D’autres avis sur ce livre : celui d’Estelle ; celui de Sophie

C’est décidé j’arrête le sucre de Sarah Wilson, éditions Larousse.

Dans la série toute première fois, je demande le cobler, cette spécialité américaine qu’on aimerait rapprocher du crumble parce qu’elle est composée de fruits et d’une pâte la recouvrant mais qui est assez différente dans sa texture. Au départ, je voulais préparer un cobler aux pêches, comme dans le livre Une américaine à Paris dans lequel j’ai trouvé la recette, mais j’ai acheté des pêches infectes sur le marché (enfin écrit comme ça on dirait que j’ai fait exprès alors que c’est en voulant en goûter une que je me suis rendue compte qu’elles étaient immangeables, farineuses) et c’est un cobler aux nectarines que j’ai mis finalement au four.

Ingrédients :

1 kilo de nectarines bien mûres
100 gr de beurre
200 gr de sucre
150 gr de farine
2 cuillères à soupe d’amande en poudre (touche perso)
1 sachet de levure chimique
1 cc d’extrait de vanille
22 cl de lait

Et maintenant qu’est ce qu’on fait ?

Commencez par couper en fins quartiers les nectarines et réservez-les puis allumez votre four à 180° (thermostat 6).

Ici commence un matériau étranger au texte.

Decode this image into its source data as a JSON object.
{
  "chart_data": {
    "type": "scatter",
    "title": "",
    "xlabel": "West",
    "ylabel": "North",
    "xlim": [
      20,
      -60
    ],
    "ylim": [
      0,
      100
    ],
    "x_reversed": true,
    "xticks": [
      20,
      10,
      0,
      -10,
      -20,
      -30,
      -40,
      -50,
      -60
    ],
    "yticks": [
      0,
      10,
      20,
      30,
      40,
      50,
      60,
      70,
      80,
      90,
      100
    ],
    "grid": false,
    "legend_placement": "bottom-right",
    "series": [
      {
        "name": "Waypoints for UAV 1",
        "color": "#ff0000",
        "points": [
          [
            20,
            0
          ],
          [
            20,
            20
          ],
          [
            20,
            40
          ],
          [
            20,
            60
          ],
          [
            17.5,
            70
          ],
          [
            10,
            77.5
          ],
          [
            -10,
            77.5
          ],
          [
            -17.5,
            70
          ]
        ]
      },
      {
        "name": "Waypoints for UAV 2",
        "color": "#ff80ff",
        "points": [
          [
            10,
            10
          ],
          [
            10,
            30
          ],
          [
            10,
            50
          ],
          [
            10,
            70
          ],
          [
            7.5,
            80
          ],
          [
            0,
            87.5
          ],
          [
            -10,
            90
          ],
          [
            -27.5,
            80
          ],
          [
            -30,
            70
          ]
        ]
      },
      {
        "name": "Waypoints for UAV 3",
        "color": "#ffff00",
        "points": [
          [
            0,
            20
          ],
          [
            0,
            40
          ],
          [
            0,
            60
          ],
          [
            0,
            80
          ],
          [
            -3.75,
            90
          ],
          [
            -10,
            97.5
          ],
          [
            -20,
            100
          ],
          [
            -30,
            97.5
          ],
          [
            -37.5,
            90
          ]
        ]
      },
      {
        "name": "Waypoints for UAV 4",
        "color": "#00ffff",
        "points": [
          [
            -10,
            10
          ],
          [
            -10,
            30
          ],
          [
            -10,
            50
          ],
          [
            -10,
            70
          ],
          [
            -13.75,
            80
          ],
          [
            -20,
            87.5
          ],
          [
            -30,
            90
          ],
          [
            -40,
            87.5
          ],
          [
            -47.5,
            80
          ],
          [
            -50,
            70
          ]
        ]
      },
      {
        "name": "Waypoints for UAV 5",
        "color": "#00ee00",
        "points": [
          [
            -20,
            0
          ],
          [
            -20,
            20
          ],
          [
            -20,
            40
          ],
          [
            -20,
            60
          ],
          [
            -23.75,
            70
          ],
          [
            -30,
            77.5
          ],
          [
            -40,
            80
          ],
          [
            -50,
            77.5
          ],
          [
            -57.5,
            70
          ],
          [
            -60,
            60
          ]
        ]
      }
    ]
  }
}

Faites fondre le beurre et versez le au fond du plat à gratin rectangulaire. Dans un saladier, mélangez la farine, le sucre, la levure, la poudre d’amandes puis ajoutez peu à peu le lait et l’extrait de vanille de manière à obtenir une pâte homogène. Versez cette préparation sur le beurre fondu puis déposez vos tranches de nectarines sur la préparation de manière uniforme.

Enfournez pour 40-45 minutes. Servez tiède avec une boule de glace vanille ou de la crème fraiche épaisse. La recette initiale préconise de napper d’une sauce préparée avec un sirop de sucre et une nectarine mais c’était très très sucré et pour moi, c’est bien meilleur sans.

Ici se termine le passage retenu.